HInweis 1: Am Anfang wird es sich wohl seltsam anfühlen, mit der Zeit aber entwickeln Sie ein Gefühl dafür, was sich so (be-)schreiben lässt. Lesen Sie nach einem Monat, was Sie geschrieben haben und überlegen Sie, ob Sie das Experiment weiterführen möchten.
HInweis 2: Tagebuch-Apps für Smartphone (z.B. “GridDiary” oder “Moment Tagebuch”) können helfen, sich an die tägliche Zeile zu erinnern. Oder man beschriftet einen Notizzettel, den man zugleich als Lesezeichen verwendet.
5 Antworten zu “#48 — Eine Zeile pro Tag”

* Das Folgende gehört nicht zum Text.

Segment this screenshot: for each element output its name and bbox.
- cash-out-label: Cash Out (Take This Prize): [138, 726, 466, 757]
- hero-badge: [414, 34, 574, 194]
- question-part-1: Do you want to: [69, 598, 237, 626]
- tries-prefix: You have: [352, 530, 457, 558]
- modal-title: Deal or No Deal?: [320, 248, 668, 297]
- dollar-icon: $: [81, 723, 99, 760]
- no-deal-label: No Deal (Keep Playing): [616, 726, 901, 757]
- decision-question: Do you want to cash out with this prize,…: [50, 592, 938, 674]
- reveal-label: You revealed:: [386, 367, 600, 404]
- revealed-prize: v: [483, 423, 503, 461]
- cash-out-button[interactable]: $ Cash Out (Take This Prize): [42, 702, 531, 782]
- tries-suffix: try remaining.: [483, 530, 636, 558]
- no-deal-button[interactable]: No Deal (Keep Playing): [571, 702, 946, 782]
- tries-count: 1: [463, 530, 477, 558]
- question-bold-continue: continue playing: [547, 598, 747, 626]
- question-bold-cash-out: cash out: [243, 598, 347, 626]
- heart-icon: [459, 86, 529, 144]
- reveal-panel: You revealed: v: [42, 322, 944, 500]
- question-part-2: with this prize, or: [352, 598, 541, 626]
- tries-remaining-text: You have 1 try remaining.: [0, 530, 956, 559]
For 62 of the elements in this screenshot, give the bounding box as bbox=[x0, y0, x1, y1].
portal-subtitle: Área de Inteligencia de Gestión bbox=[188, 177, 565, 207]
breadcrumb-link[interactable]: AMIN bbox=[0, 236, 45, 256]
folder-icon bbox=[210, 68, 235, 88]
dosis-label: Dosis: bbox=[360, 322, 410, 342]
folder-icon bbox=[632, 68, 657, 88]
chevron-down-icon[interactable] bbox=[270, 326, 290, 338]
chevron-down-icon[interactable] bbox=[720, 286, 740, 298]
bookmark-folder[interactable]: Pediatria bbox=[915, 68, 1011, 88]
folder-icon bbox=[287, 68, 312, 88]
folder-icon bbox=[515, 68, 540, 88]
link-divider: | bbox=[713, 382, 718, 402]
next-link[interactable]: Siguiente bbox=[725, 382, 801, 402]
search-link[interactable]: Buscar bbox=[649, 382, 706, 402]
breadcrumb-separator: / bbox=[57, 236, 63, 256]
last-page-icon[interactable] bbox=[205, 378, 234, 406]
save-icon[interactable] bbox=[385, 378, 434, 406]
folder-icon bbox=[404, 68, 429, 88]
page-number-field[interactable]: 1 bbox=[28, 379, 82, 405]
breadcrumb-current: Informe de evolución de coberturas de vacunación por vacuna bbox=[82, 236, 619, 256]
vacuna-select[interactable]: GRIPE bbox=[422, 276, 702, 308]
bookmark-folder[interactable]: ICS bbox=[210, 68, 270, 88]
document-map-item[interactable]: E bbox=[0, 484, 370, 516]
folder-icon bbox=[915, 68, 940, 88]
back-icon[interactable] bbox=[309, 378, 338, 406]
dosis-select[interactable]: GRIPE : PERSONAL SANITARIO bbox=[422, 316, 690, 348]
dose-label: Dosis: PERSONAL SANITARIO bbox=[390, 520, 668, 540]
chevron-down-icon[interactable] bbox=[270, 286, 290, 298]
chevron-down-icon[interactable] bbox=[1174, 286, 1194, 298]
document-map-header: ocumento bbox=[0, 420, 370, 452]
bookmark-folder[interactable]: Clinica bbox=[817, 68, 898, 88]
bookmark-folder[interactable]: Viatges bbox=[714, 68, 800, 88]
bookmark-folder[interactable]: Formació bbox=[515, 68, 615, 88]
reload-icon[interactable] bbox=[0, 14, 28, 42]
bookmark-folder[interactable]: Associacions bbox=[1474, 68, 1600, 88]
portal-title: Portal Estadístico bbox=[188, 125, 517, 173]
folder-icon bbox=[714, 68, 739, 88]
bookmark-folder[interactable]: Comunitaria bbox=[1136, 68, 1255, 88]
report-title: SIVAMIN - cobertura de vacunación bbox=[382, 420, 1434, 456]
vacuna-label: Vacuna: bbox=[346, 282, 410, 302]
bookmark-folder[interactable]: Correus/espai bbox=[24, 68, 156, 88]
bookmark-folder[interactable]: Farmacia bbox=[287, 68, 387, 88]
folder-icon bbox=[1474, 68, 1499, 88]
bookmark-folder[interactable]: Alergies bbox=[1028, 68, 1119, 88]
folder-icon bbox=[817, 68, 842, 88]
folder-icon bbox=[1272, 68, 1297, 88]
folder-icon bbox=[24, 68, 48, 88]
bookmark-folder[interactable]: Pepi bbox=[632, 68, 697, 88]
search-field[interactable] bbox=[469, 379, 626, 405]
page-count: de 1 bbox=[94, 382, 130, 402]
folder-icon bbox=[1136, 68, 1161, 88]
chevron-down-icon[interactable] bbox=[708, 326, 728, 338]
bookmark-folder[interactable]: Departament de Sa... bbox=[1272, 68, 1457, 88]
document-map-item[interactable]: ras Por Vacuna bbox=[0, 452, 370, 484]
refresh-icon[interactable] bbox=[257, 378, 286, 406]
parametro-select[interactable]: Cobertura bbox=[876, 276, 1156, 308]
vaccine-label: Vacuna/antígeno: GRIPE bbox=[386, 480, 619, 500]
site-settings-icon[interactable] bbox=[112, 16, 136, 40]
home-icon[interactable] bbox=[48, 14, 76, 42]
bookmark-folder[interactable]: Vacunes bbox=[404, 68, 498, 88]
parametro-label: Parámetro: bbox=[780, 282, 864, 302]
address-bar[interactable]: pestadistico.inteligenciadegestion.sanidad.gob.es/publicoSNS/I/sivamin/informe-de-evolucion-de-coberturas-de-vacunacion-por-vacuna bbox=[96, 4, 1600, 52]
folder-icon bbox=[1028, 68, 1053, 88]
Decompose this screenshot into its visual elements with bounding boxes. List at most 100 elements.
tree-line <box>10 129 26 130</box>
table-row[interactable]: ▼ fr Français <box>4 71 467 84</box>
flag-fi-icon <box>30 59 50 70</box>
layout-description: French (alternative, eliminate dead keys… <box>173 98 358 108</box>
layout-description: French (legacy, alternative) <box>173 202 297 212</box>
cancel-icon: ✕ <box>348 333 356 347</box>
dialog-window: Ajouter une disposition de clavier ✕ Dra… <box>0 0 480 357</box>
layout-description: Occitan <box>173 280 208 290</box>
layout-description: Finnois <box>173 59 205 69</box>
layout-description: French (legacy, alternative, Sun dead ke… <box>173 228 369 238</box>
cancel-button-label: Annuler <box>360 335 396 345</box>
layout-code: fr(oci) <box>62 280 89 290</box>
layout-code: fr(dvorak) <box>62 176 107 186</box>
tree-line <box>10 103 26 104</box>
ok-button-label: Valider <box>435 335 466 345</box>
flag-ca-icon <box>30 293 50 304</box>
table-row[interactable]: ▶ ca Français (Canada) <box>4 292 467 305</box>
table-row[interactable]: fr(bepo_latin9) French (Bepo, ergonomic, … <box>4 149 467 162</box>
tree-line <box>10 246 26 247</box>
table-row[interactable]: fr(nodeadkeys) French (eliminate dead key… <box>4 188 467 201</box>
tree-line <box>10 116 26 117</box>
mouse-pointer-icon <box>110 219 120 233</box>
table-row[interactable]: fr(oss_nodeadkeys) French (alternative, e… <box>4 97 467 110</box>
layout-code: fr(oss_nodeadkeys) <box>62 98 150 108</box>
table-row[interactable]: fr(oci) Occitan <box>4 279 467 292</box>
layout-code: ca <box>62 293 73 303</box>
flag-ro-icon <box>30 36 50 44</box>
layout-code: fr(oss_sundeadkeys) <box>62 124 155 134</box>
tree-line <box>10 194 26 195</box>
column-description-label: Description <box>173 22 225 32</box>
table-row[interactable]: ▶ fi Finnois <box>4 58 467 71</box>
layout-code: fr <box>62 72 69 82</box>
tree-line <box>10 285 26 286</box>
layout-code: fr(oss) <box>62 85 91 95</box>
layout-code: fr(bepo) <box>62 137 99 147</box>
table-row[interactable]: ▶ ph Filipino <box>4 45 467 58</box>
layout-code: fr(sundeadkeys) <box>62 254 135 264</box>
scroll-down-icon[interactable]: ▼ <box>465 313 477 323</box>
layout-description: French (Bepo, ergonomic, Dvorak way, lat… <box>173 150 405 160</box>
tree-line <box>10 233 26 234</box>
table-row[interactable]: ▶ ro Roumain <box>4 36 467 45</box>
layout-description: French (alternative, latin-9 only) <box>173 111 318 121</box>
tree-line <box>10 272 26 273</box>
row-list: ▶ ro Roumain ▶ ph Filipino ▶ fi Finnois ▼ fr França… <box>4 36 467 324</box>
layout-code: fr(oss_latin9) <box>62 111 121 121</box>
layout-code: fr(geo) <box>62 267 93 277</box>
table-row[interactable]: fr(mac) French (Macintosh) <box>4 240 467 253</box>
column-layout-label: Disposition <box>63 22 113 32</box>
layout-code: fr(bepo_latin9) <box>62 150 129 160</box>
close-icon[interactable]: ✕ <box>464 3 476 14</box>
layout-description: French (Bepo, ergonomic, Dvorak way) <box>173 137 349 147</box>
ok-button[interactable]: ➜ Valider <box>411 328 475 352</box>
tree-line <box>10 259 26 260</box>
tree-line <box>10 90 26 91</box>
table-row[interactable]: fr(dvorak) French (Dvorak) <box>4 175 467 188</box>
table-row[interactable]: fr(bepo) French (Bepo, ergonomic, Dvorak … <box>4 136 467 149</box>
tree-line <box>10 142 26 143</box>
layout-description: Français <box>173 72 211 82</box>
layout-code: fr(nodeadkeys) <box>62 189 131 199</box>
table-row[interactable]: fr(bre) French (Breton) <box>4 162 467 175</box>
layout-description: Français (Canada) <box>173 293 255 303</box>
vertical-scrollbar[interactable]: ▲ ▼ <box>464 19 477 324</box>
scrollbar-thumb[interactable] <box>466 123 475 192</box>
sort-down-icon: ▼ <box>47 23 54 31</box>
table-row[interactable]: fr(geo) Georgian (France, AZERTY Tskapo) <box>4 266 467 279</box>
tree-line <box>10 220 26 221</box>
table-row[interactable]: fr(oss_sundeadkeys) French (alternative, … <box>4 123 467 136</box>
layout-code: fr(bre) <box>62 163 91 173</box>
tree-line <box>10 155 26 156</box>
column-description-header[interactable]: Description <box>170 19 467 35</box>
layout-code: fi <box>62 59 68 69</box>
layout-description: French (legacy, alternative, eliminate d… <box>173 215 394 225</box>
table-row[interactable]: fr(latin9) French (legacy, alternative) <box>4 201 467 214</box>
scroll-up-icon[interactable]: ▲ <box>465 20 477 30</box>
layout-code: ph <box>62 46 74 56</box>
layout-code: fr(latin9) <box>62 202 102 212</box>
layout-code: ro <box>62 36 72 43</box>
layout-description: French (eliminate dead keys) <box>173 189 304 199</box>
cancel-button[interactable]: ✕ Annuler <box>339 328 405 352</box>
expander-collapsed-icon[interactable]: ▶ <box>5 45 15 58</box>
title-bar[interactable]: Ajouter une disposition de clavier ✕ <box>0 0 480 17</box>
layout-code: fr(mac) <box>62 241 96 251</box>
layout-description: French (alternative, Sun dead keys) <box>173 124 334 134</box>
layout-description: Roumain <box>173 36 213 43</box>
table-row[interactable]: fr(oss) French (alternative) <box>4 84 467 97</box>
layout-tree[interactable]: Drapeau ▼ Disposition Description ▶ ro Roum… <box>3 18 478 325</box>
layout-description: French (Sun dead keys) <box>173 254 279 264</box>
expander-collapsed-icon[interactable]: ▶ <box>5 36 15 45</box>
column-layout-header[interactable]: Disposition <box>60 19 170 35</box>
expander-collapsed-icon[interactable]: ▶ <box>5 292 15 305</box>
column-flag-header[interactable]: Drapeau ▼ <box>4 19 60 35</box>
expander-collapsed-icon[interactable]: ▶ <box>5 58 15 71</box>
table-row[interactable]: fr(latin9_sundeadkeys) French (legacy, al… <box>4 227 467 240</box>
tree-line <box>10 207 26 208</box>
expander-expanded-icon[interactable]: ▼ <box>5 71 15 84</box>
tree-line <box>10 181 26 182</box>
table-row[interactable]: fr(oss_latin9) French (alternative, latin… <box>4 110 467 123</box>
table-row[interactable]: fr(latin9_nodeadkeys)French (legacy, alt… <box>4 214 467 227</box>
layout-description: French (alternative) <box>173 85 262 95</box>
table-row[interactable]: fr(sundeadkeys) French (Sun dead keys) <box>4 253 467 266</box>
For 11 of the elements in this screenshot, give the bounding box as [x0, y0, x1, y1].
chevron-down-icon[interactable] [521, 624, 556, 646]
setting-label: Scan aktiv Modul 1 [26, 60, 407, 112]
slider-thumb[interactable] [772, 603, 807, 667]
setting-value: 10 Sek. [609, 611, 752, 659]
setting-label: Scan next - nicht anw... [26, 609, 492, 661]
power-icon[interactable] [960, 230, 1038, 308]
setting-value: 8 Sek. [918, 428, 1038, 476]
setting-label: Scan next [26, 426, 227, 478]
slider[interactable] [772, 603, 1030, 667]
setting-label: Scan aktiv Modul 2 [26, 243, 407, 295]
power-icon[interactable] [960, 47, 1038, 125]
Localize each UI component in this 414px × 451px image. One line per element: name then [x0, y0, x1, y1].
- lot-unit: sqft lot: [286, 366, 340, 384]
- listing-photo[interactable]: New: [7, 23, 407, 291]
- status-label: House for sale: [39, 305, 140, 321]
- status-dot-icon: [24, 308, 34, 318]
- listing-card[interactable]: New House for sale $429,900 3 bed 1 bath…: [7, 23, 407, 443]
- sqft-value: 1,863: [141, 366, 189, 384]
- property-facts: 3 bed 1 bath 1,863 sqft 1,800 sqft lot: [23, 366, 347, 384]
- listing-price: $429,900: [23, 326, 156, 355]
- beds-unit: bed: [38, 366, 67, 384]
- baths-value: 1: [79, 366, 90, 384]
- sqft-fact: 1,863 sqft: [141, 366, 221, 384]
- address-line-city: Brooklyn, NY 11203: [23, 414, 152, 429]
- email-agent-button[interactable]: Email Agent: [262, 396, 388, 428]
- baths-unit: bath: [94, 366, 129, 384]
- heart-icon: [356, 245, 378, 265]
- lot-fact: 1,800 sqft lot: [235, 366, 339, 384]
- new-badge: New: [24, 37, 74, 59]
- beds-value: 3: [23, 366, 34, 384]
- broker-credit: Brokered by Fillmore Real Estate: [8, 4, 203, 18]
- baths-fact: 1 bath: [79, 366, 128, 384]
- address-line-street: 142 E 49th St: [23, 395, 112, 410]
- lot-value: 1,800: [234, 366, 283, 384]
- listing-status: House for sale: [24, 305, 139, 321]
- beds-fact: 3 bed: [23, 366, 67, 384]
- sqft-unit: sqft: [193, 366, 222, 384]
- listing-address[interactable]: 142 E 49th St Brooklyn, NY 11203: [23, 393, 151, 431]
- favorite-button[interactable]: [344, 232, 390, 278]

Lieber Herr Stefan Kappner,
Seit ich diesen ihren Impuls gelesen habe, schreibe ich täglich eine Zeile, manchmal wird sie länger, manchmal kürzer, immer werde ich herausgefordert, das meines Alltags zu überdenken und in wenige Worte zu kondensieren.
Danke für den Impuls
Das .. Wesentliche?
Sehr schön, empfehlen Sie mich, d.h. biografika gerne weiter. Die Seite soll noch wachsen!
YES,
NOT A DAY WITHOUT A LINE!
EIN TAG IST GANZ , WENN ICH IHM UND MIR EINEN STRICH MIT FEDER ODER PINSEL SCHENKE!
Nulla dies sin linea!
Lieber Ruprecht Frieling, danke für die Erinnerung an dieses Schriftstellermotto. Interessant, was Sie auf Ihrem Blog so schön darüber geschrieben haben.